My friends, as a new member, I'm nowhere near the expert some of you are, but I'll stick my neck out to offer some perspective. What are my qualifications? None, other than my legal first name is Ilia (same name as the gentleman in question, just different spelling) and I'm a native speaker of Russian, although I'm not an ethnic Russian. Neither is Kovalchuk, but I digress....
On the whole "going home" business, I'll offer this: in Russian and Russian-speaking cultures being near family is a very big deal. Big enough deal where being away starts to mess with your mind, affects your work (or in this case athletic) performance, your health, etc. I'm a rare exception to that, I subscribe to George Burns' immortal "happiness is a loving, caring family...in another city".
Now, I've been following the Devils since around 1992, and what brought them much success was being a great system team. What do I mean by that? For years you could tune in a Devils game and, unless you read the sweater numbers, you had no idea which line was on the ice, because everyone played more or less the same game. This was a working team, a "blue-collar" team, if you will, and not one that relied on "superstars".

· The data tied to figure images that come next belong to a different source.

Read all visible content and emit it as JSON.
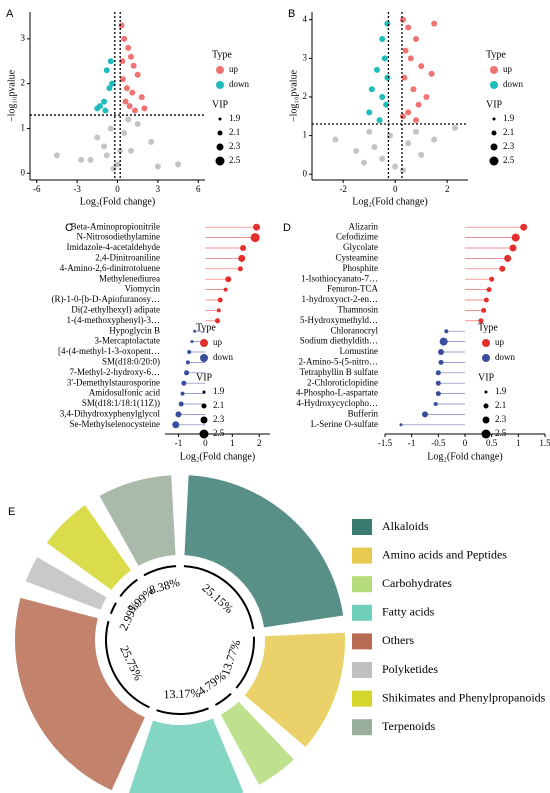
{
  "chart_data": [
    {
      "type": "scatter",
      "panel": "A",
      "xlabel": "Log₂(Fold change)",
      "ylabel": "−log₁₀pvalue",
      "xlim": [
        -6.5,
        6.5
      ],
      "ylim": [
        -0.15,
        3.6
      ],
      "xticks": [
        -6,
        -3,
        0,
        3,
        6
      ],
      "yticks": [
        0,
        1,
        2,
        3
      ],
      "thresholds": {
        "x": [
          -0.2,
          0.2
        ],
        "y": 1.3
      },
      "legend_title": "Type",
      "series": [
        {
          "color": "#c4c4c4",
          "x": [
            -4.5,
            -2.7,
            -1.5,
            -1,
            -0.5,
            0,
            0.5,
            1,
            1.5,
            2.5,
            -2,
            0.2,
            -0.3,
            0.8,
            -0.8,
            4.5,
            3
          ],
          "values": [
            0.4,
            0.3,
            0.8,
            0.6,
            1.0,
            0.2,
            0.9,
            0.5,
            1.1,
            0.7,
            0.3,
            0.5,
            0.1,
            1.2,
            0.4,
            0.2,
            0.15
          ]
        },
        {
          "name": "up",
          "color": "#f07373",
          "x": [
            0.3,
            0.5,
            0.8,
            1.0,
            1.2,
            1.5,
            0.4,
            0.7,
            1.1,
            1.8,
            0.6,
            0.9,
            1.3,
            2.0,
            0.35
          ],
          "values": [
            3.3,
            3.0,
            2.8,
            2.6,
            2.4,
            2.2,
            2.1,
            1.9,
            1.8,
            1.7,
            1.6,
            1.5,
            1.4,
            1.45,
            2.5
          ]
        },
        {
          "name": "down",
          "color": "#1fbcbc",
          "x": [
            -0.5,
            -0.8,
            -1.0,
            -1.3,
            -0.6,
            -0.9,
            -1.5,
            -0.4
          ],
          "values": [
            2.5,
            2.3,
            1.6,
            1.5,
            1.9,
            1.4,
            1.45,
            2.0
          ]
        }
      ],
      "size_legend": {
        "title": "VIP",
        "values": [
          1.9,
          2.1,
          2.3,
          2.5
        ]
      }
    },
    {
      "type": "scatter",
      "panel": "B",
      "xlabel": "Log₂(Fold change)",
      "ylabel": "−log₁₀pvalue",
      "xlim": [
        -3.2,
        2.8
      ],
      "ylim": [
        -0.15,
        4.2
      ],
      "xticks": [
        -2,
        0,
        2
      ],
      "yticks": [
        0,
        1,
        2,
        3,
        4
      ],
      "thresholds": {
        "x": [
          -0.26,
          0.26
        ],
        "y": 1.3
      },
      "legend_title": "Type",
      "series": [
        {
          "color": "#c4c4c4",
          "x": [
            -2.3,
            -1.5,
            -1,
            -0.5,
            0,
            0.5,
            1,
            1.5,
            2.3,
            -0.2,
            0.3,
            -1.2,
            0.8,
            -0.8
          ],
          "values": [
            0.9,
            0.6,
            1.1,
            0.4,
            0.2,
            0.8,
            0.5,
            0.9,
            1.2,
            1.0,
            0.1,
            0.3,
            1.1,
            0.7
          ]
        },
        {
          "name": "up",
          "color": "#f07373",
          "x": [
            0.3,
            0.5,
            0.8,
            0.4,
            0.6,
            1.0,
            1.4,
            0.35,
            0.7,
            1.2,
            0.9,
            0.5,
            0.3,
            1.5,
            0.8
          ],
          "values": [
            4.0,
            3.8,
            3.5,
            3.2,
            3.0,
            2.8,
            2.6,
            2.5,
            2.2,
            2.0,
            1.8,
            1.6,
            1.5,
            3.9,
            1.4
          ]
        },
        {
          "name": "down",
          "color": "#1fbcbc",
          "x": [
            -0.3,
            -0.5,
            -0.4,
            -0.7,
            -0.3,
            -0.9,
            -0.5,
            -0.35,
            -1.0,
            -0.6
          ],
          "values": [
            3.9,
            3.5,
            3.0,
            2.7,
            2.5,
            2.2,
            2.0,
            1.8,
            1.6,
            1.4
          ]
        }
      ],
      "size_legend": {
        "title": "VIP",
        "values": [
          1.9,
          2.1,
          2.3,
          2.5
        ]
      }
    },
    {
      "type": "lollipop",
      "panel": "C",
      "xlabel": "Log₂(Fold change)",
      "xlim": [
        -1.5,
        2.4
      ],
      "xticks": [
        -1,
        0,
        1,
        2
      ],
      "categories": [
        "Beta-Aminopropionitrile",
        "N-Nitrosodiethylamine",
        "Imidazole-4-acetaldehyde",
        "2,4-Dinitroaniline",
        "4-Amino-2,6-dinitrotoluene",
        "Methylenediurea",
        "Viomycin",
        "(R)-1-0-[b-D-Apiofuranosy…",
        "Di(2-ethylhexyl) adipate",
        "1-(4-methoxyphenyl)-3…",
        "Hypoglycin B",
        "3-Mercaptolactate",
        "[4-(4-methyl-1-3-oxopent…",
        "SM(d18:0/20:0)",
        "7-Methyl-2-hydroxy-6…",
        "3'-Demethylstaurosporine",
        "Amidosulfonic acid",
        "SM(d18:1/18:1(11Z))",
        "3,4-Dihydroxyphenylglycol",
        "Se-Methylselenocysteine"
      ],
      "legend_title": "Type",
      "series": [
        {
          "name": "up",
          "color": "#e3302c",
          "values": [
            1.9,
            1.85,
            1.4,
            1.35,
            1.3,
            0.85,
            0.75,
            0.55,
            0.5,
            0.45,
            null,
            null,
            null,
            null,
            null,
            null,
            null,
            null,
            null,
            null
          ]
        },
        {
          "name": "down",
          "color": "#3a4c9c",
          "values": [
            null,
            null,
            null,
            null,
            null,
            null,
            null,
            null,
            null,
            null,
            -0.4,
            -0.5,
            -0.6,
            -0.65,
            -0.7,
            -0.8,
            -0.85,
            -0.9,
            -1.0,
            -1.1
          ]
        }
      ],
      "vip": [
        2.3,
        2.5,
        2.2,
        2.3,
        2.1,
        2.2,
        2.0,
        2.1,
        2.0,
        2.1,
        1.9,
        1.9,
        2.0,
        2.0,
        2.1,
        2.1,
        2.0,
        2.1,
        2.2,
        2.3
      ],
      "size_legend": {
        "title": "VIP",
        "values": [
          1.9,
          2.1,
          2.3,
          2.5
        ]
      }
    },
    {
      "type": "lollipop",
      "panel": "D",
      "xlabel": "Log₂(Fold change)",
      "xlim": [
        -1.5,
        1.5
      ],
      "xticks": [
        -1.5,
        -1,
        -0.5,
        0,
        0.5,
        1,
        1.5
      ],
      "categories": [
        "Alizarin",
        "Cefodizime",
        "Glycolate",
        "Cysteamine",
        "Phosphite",
        "1-Isothiocyanato-7…",
        "Fenuron-TCA",
        "1-hydroxyoct-2-en…",
        "Thamnosin",
        "5-Hydroxymethyld…",
        "Chloranocryl",
        "Sodium diethyldith…",
        "Lomustine",
        "2-Amino-5-(5-nitro…",
        "Tetraphyllin B sulfate",
        "2-Chloroticlopidine",
        "4-Phospho-L-aspartate",
        "4-Hydroxycyclopho…",
        "Bufferin",
        "L-Serine O-sulfate"
      ],
      "legend_title": "Type",
      "series": [
        {
          "name": "up",
          "color": "#e3302c",
          "values": [
            1.1,
            0.95,
            0.9,
            0.8,
            0.7,
            0.5,
            0.45,
            0.4,
            0.35,
            0.3,
            null,
            null,
            null,
            null,
            null,
            null,
            null,
            null,
            null,
            null
          ]
        },
        {
          "name": "down",
          "color": "#3a4c9c",
          "values": [
            null,
            null,
            null,
            null,
            null,
            null,
            null,
            null,
            null,
            null,
            -0.35,
            -0.4,
            -0.45,
            -0.45,
            -0.5,
            -0.5,
            -0.5,
            -0.55,
            -0.75,
            -1.2
          ]
        }
      ],
      "vip": [
        2.3,
        2.4,
        2.3,
        2.3,
        2.2,
        2.1,
        2.1,
        2.1,
        2.1,
        2.1,
        2.0,
        2.4,
        2.2,
        2.1,
        2.1,
        2.1,
        2.1,
        2.0,
        2.2,
        1.9
      ],
      "size_legend": {
        "title": "VIP",
        "values": [
          1.9,
          2.1,
          2.3,
          2.5
        ]
      }
    },
    {
      "type": "polar",
      "panel": "E",
      "categories": [
        "Alkaloids",
        "Amino acids and Peptides",
        "Carbohydrates",
        "Fatty acids",
        "Others",
        "Polyketides",
        "Shikimates and Phenylpropanoids",
        "Terpenoids"
      ],
      "values": [
        25.15,
        13.77,
        4.79,
        13.17,
        25.75,
        2.99,
        5.99,
        8.38
      ],
      "value_labels": [
        "25.15%",
        "13.77%",
        "4.79%",
        "13.17%",
        "25.75%",
        "2.99%",
        "5.99%",
        "8.38%"
      ],
      "colors": [
        "#3b7c72",
        "#e8c94f",
        "#b4dc7a",
        "#6fcfb8",
        "#b86c52",
        "#c0c0c0",
        "#d5d62c",
        "#9aae9c"
      ]
    }
  ]
}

More recently, however, that had changed, and the organization started leaning more towards a team of great players, rather than a great team of players. We started relying on superstars. There is nothing wrong with that, except that I don't think that approach has worked. Save for last year, the team's performance has been pretty average, certainly not near as good as it could be.
So, how does one go about changing that, about going from a superstar-oriented approach to a team-oriented one? By getting rid of the superstars. I'm going to miss my namesake #17, but I'm not going to miss the mindset that resulted from his (and even Zach's) presence. Everything hung on those two (and on Marty, but that's a separate conversation), and I don't think ultimately that's very healthy.
This latest development gives the team a chance to do a master reset, a Ctrl-alt-del. There is now the money and, more importantly, the necessity to rethink things, to look at new ideas without worrying about how so-and-so will play with #17 or what not. Hopefully, this will finally force the organization to start developing some young talent, something they've been slow to do. Between that and the fact that we've finally acknowledged that Marty is not immortal (by acquiring Mr. Schneider), I'm cautiously optimistic. Will this hurt in the short term? Sure. Will the benefits outweigh the losses? Only time will tell, but I think they just might.